OpenAI is hiring a Head of Preparedness to stress-test AI and blunt worst-case harms. Think mental health risks, cyber misuse, guardrails, and go/no-go calls before release.

Published on: Dec 28, 2025
Sam Altman wants a full-time worrier for AI's worst-case scenarios

OpenAI Wants a Head of Preparedness - a Role Built to Anticipate AI's Worst-Case Scenarios

OpenAI is hiring a Head of Preparedness. Sam Altman announced the role on X and acknowledged that fast-improving models create "some real challenges," including risks to mental health and the rise of AI-enabled cybersecurity threats.

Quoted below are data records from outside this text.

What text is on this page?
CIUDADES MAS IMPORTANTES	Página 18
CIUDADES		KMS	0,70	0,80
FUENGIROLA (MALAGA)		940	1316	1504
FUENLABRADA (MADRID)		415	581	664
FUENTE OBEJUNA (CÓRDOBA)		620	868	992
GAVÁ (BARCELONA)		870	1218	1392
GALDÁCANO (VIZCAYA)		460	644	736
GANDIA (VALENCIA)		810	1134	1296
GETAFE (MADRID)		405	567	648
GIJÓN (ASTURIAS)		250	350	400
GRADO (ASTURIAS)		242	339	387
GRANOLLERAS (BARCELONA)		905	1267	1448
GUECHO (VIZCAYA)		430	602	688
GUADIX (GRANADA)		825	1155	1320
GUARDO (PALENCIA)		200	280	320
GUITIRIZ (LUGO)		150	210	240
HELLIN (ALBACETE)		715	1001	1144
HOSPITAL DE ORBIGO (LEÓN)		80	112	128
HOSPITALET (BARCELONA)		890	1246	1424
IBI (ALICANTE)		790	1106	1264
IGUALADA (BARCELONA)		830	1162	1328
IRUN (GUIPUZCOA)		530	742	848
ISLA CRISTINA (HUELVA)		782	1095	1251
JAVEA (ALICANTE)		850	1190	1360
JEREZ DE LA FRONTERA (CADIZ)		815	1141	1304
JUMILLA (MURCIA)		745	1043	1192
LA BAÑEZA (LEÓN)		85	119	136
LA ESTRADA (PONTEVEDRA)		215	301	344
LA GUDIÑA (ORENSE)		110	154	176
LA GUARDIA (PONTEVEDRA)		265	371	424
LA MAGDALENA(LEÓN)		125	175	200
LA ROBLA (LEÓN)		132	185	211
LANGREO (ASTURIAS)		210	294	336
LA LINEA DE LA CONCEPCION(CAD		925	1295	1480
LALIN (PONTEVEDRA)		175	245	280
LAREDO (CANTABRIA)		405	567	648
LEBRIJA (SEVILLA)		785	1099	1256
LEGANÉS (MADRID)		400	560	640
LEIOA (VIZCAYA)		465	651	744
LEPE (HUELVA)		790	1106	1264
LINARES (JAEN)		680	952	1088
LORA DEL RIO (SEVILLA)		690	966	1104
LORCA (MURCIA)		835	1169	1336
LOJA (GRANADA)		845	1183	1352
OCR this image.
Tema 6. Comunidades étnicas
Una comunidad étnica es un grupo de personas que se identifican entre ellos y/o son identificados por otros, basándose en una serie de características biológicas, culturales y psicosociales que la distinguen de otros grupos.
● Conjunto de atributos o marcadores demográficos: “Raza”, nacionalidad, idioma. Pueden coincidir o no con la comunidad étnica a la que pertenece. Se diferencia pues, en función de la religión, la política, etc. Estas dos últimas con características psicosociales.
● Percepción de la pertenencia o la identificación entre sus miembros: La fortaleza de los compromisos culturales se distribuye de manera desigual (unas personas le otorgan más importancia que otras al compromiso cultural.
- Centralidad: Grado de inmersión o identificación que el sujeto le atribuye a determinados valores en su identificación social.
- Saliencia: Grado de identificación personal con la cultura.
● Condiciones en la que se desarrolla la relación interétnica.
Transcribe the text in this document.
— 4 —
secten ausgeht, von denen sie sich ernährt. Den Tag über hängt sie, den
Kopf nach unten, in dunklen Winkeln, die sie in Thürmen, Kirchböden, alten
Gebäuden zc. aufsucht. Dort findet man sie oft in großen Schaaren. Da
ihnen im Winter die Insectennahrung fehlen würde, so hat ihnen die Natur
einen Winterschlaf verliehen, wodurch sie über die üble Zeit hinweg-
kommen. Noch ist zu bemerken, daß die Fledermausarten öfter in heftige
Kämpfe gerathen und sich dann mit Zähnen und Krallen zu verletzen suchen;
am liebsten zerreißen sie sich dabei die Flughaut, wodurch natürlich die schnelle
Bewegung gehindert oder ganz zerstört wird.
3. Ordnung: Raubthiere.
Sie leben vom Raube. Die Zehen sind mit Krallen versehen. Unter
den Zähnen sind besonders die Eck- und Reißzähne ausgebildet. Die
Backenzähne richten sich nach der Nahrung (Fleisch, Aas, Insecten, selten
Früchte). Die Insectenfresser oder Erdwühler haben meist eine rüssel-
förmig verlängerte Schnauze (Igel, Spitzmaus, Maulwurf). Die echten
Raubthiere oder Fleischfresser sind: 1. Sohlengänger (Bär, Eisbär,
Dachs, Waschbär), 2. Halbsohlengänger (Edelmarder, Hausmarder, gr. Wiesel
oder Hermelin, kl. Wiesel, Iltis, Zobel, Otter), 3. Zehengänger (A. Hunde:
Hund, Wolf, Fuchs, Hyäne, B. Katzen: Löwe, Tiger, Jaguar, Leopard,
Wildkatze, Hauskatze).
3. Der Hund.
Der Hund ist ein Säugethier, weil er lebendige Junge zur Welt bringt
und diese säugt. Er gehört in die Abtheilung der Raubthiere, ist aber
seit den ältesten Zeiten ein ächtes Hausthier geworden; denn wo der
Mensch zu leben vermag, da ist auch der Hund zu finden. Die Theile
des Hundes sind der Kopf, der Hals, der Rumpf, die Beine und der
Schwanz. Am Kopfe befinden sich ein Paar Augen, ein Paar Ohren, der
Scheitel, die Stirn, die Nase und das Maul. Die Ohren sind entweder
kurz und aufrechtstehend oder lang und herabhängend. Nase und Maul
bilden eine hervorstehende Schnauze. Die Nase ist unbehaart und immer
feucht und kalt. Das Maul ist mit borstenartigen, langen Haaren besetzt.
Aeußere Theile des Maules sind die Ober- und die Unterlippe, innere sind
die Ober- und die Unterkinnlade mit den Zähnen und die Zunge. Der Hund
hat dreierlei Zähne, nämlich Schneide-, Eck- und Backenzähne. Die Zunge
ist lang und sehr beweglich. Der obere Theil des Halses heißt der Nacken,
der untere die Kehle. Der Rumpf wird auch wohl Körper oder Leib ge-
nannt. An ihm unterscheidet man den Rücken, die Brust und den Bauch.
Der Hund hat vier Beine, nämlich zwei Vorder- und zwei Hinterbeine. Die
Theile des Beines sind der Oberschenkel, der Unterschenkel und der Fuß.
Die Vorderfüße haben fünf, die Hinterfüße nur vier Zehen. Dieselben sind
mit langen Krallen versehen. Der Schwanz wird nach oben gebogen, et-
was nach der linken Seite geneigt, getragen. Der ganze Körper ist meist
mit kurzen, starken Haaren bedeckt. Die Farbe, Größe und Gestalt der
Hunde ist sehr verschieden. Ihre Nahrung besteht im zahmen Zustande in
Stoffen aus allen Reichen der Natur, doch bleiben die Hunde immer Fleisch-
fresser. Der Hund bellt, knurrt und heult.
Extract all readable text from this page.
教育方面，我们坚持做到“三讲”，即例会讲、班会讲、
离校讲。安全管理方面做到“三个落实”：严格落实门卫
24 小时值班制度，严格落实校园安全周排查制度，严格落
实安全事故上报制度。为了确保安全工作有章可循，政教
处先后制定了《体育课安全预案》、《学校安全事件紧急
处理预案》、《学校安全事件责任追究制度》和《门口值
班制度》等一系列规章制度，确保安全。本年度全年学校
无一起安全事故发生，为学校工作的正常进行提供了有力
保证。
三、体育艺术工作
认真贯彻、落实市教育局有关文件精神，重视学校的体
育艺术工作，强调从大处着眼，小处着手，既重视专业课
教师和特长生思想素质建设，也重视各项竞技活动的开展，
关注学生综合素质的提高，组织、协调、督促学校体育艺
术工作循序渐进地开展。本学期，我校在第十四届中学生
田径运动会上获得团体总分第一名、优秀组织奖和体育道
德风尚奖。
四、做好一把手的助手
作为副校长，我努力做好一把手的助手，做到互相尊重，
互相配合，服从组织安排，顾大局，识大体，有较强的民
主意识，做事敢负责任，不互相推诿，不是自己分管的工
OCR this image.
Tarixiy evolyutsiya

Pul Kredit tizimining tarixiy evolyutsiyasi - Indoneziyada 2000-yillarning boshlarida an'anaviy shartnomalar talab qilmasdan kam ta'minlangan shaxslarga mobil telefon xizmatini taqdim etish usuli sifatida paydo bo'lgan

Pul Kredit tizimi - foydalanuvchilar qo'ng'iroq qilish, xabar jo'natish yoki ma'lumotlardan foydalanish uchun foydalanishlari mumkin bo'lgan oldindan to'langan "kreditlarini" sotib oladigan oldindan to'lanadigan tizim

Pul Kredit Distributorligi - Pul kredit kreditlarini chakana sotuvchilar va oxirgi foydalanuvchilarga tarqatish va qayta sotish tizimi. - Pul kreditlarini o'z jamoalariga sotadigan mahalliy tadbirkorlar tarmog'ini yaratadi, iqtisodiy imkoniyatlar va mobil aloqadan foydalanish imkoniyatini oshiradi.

The job is blunt about its goal: think through how advanced systems can cause severe harm, then build processes to find, measure, and neutralize those risks before they show up in the wild.

What the Role Owns

  • Track "frontier" capabilities that introduce new avenues for severe harm.
  • Design and run capability evaluations, threat models, and mitigations end to end.
  • Stand up an operationally scalable safety pipeline that teams can actually use.
  • Execute a preparedness framework for release decisions, including policies for biological capability risks.
  • Set guardrails for self-improving systems.

Altman also noted this will be "a stressful job." Given the stakes, that feels like an understatement.

Why This Matters Now

Recent cases have raised alarms about chatbots contributing to self-harm among teens. Beyond individual incidents, there's growing concern that bots can reinforce delusions, amplify conspiracy content, and help people hide disordered behaviors.

On the security front, we're seeing fast iteration cycles, cheap experimentation, and new attack surfaces. That combination invites misuse, from automated phishing and deepfake social engineering to model-assisted exploit discovery.

A Practical Lens for Researchers and Technical Teams

If you build, deploy, or study advanced models, treat preparedness as a product requirement, not an afterthought. Start simple, make it measurable, and tie it to shipping gates.

  • Adopt a risk framework: Map system context, harms, and controls. The NIST AI RMF is a solid starting point. NIST AI Risk Management Framework
  • Stand up red-teaming and evals: Test prompt-injection, model spoofing, data exfiltration, jailbreaks, and social abuses before release.
  • Harden your stack: Secrets isolation, least-privilege connectors, rate limits, content filters, and abuse detection. For app builders, review the OWASP LLM Top 10. OWASP Top 10 for LLM Applications
  • Guard mental health surfaces: Prohibit clinical advice, add crisis routing, and cap conversational depth on sensitive topics. Escalate to human review where possible.
  • Define go/no-go criteria: Pre-release eval thresholds, incident playbooks, rollback plans, and a real "kill switch."
  • Document and audit: Model cards, hazard analyses, change logs, and post-incident reviews. Keep a feedback loop with users and internal reviewers.

The Bigger Signal

Creating a dedicated owner for worst-case scenarios signals where the field is heading: less hype, more accountability. As capabilities climb, the cost of sloppy thinking grows.

This role isn't about fear. It's about building the muscle to measure risks, make hard calls, and ship responsibly under pressure.

Next Steps for Your Team

Preparedness isn't a press release. It's discipline, clear thresholds, and the willingness to pause when the data says stop. That's how you ship systems people can trust.